Socialmente predomina en el imaginario de la violación un victimario totalmente ajeno a la víctima. Un desconocido. Sin embargo, la realidad demuestra que las mujeres tienen muchas más posibilidades de ser agredidas sexualmente por alguien conocido y de su entorno de confianza: un familiar, un amigo, un profesor, un jefe, alguien a quien se admira o se quiere e incluso alguien por quien se siente algún tipo de atracción, pero a quien no se ha brindado consentimiento sexual.
Cuando el escenario es este último, se desata un torrente de prejuicios. Por ejemplo, sobre el consentimiento: ¿Dijo claramente “no” hasta el último momento? Sobre lo que se considera o no una violación: ¿Se usó la fuerza suficiente para someterla? Sobre la actuación inmediata de la víctima: ¿Se resistió lo suficiente? ¿Denunció y/o lo contó inmediatamente? Sobre la forma en la que actuó después: ¿Siguió con su vida sin más o se sumió en un profundo trauma? Y un larguísimo etcétera.

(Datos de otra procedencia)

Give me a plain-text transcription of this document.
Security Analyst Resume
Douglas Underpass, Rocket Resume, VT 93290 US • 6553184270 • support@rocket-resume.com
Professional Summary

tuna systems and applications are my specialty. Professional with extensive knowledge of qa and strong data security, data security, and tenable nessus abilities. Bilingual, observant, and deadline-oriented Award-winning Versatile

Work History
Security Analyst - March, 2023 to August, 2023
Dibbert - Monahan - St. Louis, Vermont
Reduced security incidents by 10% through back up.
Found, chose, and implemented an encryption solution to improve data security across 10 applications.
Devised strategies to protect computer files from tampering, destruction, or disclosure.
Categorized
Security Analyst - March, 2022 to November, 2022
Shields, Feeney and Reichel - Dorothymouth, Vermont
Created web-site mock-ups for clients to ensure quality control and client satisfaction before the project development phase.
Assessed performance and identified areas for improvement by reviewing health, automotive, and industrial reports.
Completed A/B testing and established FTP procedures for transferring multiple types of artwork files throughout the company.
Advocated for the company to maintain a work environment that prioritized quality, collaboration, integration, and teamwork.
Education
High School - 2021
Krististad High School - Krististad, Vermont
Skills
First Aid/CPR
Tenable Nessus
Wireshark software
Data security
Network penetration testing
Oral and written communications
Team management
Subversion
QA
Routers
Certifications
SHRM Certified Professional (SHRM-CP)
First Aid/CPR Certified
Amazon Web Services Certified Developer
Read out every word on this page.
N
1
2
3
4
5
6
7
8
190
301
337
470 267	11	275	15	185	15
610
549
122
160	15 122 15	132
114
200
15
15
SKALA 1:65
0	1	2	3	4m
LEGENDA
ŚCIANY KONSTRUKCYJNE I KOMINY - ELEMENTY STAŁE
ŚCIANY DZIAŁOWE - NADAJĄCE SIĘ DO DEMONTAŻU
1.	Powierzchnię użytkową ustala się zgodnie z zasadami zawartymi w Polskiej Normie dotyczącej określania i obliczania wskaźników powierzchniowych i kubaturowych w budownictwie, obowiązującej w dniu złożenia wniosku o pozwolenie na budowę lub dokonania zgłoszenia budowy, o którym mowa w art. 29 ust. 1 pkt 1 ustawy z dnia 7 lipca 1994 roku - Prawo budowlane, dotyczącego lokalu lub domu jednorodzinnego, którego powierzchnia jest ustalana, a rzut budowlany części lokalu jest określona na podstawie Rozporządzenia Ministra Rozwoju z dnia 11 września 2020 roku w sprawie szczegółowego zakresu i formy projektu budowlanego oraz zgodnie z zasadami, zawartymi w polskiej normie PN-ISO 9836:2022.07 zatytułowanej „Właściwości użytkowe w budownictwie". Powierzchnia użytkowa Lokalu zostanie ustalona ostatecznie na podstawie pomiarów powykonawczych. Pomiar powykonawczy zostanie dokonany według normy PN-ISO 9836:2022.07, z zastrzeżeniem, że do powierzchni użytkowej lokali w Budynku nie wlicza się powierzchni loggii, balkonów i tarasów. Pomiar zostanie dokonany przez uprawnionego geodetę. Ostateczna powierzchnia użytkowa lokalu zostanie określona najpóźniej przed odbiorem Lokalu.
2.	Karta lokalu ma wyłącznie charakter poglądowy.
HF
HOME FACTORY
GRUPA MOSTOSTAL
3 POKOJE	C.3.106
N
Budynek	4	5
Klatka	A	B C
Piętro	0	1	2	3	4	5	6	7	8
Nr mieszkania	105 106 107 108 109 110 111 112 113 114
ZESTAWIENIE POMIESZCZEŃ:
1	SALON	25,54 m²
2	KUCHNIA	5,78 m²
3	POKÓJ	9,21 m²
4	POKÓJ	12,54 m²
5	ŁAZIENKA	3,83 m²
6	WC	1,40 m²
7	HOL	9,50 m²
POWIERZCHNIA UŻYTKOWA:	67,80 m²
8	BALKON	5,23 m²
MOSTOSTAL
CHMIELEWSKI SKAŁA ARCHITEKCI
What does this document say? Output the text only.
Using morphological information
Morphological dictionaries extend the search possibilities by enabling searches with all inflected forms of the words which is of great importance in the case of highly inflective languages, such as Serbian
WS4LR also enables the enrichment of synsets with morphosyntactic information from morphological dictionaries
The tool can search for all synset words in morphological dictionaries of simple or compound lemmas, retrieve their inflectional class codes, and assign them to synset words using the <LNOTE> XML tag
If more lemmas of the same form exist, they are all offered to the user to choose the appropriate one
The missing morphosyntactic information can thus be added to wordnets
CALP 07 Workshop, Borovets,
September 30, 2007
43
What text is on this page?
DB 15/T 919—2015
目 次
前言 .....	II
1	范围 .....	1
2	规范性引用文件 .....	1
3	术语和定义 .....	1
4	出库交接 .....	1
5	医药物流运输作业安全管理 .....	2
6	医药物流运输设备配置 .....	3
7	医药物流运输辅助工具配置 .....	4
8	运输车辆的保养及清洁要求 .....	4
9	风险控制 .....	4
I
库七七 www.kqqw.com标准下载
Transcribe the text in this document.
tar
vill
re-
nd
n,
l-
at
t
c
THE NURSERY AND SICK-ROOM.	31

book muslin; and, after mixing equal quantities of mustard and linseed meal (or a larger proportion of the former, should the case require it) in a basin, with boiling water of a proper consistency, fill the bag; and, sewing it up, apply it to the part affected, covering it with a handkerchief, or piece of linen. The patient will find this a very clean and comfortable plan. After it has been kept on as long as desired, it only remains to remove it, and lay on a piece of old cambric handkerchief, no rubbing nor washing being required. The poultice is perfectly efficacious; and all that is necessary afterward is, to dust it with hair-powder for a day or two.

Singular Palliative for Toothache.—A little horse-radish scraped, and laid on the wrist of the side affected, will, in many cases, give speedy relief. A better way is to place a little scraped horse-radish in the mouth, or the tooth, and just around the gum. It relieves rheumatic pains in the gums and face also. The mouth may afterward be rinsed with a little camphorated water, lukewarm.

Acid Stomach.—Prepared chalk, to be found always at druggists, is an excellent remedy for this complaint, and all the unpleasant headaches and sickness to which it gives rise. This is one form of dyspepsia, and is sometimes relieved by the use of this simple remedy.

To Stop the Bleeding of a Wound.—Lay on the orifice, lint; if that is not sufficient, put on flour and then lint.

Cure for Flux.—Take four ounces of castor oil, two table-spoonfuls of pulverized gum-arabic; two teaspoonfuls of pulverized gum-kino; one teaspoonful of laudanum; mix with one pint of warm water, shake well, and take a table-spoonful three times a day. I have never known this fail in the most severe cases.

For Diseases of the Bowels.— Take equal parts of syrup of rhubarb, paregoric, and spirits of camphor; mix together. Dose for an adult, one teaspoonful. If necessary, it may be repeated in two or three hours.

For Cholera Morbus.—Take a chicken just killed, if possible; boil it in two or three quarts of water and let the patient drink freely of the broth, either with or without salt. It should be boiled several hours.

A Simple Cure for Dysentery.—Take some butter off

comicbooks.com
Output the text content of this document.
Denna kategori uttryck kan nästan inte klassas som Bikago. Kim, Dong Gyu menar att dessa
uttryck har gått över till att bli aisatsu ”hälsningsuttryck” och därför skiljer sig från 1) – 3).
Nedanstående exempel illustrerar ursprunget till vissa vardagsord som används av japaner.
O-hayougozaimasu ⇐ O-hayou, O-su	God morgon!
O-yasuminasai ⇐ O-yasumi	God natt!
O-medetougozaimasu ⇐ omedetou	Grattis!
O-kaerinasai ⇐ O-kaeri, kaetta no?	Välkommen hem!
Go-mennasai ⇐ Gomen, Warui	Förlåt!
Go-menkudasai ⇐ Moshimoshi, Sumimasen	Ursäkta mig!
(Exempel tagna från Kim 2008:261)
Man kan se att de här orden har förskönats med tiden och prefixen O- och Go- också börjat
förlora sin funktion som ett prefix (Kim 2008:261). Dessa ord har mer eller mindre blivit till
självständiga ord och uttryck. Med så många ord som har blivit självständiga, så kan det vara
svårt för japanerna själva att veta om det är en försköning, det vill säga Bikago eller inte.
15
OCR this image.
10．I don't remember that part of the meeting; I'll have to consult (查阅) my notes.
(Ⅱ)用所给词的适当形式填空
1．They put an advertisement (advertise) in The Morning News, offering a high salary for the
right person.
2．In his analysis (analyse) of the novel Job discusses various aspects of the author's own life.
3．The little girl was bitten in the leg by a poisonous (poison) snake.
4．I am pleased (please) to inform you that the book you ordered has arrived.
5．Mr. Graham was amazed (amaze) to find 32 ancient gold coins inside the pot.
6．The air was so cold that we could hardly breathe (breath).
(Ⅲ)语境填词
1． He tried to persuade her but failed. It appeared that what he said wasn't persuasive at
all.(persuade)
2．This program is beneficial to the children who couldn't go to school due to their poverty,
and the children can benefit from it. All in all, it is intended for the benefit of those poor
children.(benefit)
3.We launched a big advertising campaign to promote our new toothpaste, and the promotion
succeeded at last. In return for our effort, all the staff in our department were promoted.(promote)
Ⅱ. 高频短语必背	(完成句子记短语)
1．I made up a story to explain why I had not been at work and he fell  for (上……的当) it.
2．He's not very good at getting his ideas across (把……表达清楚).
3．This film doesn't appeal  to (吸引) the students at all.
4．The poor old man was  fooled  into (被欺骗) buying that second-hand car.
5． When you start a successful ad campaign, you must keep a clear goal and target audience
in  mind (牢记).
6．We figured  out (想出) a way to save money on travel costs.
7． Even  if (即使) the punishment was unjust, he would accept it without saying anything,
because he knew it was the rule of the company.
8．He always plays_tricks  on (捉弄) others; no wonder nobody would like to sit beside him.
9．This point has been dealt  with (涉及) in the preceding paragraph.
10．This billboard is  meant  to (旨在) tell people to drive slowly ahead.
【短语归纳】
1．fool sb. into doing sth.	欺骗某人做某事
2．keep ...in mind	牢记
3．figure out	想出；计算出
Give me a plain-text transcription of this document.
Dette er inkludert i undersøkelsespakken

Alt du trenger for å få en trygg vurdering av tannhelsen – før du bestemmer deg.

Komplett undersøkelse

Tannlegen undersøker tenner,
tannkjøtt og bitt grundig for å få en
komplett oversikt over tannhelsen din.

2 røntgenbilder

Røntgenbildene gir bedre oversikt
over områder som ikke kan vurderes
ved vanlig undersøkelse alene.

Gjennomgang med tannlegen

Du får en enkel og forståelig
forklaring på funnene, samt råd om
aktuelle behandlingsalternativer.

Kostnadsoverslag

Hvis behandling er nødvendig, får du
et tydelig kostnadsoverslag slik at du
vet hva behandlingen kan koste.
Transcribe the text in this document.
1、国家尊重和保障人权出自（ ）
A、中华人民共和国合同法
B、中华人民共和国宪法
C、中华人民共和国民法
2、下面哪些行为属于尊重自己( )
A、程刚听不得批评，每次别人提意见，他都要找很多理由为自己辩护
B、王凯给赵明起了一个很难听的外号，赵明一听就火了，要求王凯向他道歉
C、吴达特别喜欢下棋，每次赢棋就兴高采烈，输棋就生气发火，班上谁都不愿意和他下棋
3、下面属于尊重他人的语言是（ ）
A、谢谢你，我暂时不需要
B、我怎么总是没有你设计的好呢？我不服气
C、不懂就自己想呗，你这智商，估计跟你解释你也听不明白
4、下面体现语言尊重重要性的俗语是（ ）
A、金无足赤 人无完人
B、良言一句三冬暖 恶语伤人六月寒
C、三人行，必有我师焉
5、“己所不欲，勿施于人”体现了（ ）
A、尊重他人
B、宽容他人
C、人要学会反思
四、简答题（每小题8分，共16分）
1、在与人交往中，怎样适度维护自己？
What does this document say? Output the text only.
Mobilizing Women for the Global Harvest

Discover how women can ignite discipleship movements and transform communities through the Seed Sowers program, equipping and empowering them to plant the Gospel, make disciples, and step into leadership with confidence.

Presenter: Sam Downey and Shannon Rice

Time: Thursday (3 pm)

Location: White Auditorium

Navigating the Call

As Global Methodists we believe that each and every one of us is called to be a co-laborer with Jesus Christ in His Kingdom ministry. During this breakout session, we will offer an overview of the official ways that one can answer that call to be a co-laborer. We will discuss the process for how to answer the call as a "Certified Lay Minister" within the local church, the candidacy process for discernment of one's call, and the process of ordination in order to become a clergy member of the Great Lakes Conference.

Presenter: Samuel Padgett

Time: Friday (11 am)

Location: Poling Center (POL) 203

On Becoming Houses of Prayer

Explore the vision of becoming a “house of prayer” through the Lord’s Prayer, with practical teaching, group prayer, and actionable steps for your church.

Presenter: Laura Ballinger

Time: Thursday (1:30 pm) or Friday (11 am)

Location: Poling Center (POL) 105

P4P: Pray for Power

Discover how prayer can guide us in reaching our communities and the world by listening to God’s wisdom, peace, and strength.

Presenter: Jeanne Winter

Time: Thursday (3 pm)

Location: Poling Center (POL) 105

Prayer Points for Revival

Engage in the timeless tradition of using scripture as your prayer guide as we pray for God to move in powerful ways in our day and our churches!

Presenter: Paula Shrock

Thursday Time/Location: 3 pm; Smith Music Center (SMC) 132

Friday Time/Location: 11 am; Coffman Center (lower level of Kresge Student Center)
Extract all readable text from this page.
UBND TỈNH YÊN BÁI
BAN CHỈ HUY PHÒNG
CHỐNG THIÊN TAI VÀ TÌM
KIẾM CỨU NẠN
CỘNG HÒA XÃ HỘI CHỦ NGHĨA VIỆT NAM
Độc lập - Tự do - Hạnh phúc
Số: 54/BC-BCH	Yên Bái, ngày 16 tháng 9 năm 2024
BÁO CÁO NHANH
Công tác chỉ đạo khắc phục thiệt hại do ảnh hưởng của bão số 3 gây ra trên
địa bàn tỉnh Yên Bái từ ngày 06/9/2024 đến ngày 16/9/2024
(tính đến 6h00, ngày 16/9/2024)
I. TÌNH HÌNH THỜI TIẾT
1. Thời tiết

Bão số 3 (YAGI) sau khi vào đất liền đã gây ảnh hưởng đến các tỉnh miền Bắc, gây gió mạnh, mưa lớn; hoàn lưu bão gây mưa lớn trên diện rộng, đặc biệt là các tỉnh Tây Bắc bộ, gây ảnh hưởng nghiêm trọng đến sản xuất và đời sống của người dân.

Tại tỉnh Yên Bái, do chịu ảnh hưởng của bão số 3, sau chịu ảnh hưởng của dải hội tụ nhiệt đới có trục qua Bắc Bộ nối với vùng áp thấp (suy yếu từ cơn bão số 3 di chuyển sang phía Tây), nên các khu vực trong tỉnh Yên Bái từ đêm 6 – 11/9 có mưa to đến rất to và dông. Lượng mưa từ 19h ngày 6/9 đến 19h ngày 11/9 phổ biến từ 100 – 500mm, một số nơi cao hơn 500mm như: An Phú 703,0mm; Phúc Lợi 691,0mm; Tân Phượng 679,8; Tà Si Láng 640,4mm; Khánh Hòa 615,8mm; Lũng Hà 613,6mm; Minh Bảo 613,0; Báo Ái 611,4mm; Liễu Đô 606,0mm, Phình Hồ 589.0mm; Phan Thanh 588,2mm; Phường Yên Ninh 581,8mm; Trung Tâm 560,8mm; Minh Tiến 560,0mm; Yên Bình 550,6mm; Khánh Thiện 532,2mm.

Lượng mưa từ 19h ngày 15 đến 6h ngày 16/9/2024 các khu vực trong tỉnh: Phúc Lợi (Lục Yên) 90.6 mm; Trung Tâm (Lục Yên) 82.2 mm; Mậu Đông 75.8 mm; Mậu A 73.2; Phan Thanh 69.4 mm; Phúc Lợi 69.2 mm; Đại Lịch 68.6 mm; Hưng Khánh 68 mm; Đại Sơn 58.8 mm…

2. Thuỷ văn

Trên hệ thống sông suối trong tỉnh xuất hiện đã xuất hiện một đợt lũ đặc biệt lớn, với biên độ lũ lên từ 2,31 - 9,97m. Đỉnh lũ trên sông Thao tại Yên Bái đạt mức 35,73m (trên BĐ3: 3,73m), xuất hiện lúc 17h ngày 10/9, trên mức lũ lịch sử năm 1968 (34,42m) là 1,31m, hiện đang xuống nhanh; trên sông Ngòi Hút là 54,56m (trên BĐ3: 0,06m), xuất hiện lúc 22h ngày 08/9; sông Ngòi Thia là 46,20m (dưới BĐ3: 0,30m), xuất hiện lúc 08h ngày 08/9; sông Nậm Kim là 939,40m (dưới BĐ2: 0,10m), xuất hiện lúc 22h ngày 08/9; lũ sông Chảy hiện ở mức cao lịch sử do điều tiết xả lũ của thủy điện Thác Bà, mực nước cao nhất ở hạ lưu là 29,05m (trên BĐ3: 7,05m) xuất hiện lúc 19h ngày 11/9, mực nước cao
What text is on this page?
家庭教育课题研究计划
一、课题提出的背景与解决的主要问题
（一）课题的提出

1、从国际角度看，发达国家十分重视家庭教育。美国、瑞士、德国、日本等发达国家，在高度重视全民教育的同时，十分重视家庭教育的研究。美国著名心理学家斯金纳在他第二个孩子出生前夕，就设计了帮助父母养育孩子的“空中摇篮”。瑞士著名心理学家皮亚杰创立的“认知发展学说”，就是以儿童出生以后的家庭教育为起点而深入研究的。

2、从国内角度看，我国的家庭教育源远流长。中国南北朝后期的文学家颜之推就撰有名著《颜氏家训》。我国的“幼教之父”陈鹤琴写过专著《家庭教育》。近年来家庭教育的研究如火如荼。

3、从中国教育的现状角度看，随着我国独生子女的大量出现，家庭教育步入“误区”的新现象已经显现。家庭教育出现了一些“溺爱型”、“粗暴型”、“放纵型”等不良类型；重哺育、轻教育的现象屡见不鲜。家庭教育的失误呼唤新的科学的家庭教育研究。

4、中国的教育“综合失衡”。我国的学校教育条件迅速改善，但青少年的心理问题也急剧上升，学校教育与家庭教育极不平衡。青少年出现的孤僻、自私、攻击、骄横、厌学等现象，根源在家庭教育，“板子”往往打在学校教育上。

Las violaciones perpetradas por conocidos son planeadas en relación con la víctima y la oportunidad. Que el agresor sea conocido agrava las consecuencias y obstaculiza la denuncia por miedo a sufrir las represalias del entorno compartido. Mientras el agresor conocido se asegura para sí el desconcierto de la víctima e inactiva su capacidad de respuesta, ésta duda de sus percepciones y se refuerza la desconfianza hacia sí misma, incrementando con ello la tendencia a culparse por “no haber podido evitar” la agresión.
Creer o no a las mujeres puede marcar la diferencia en el camino hacia la resiliencia.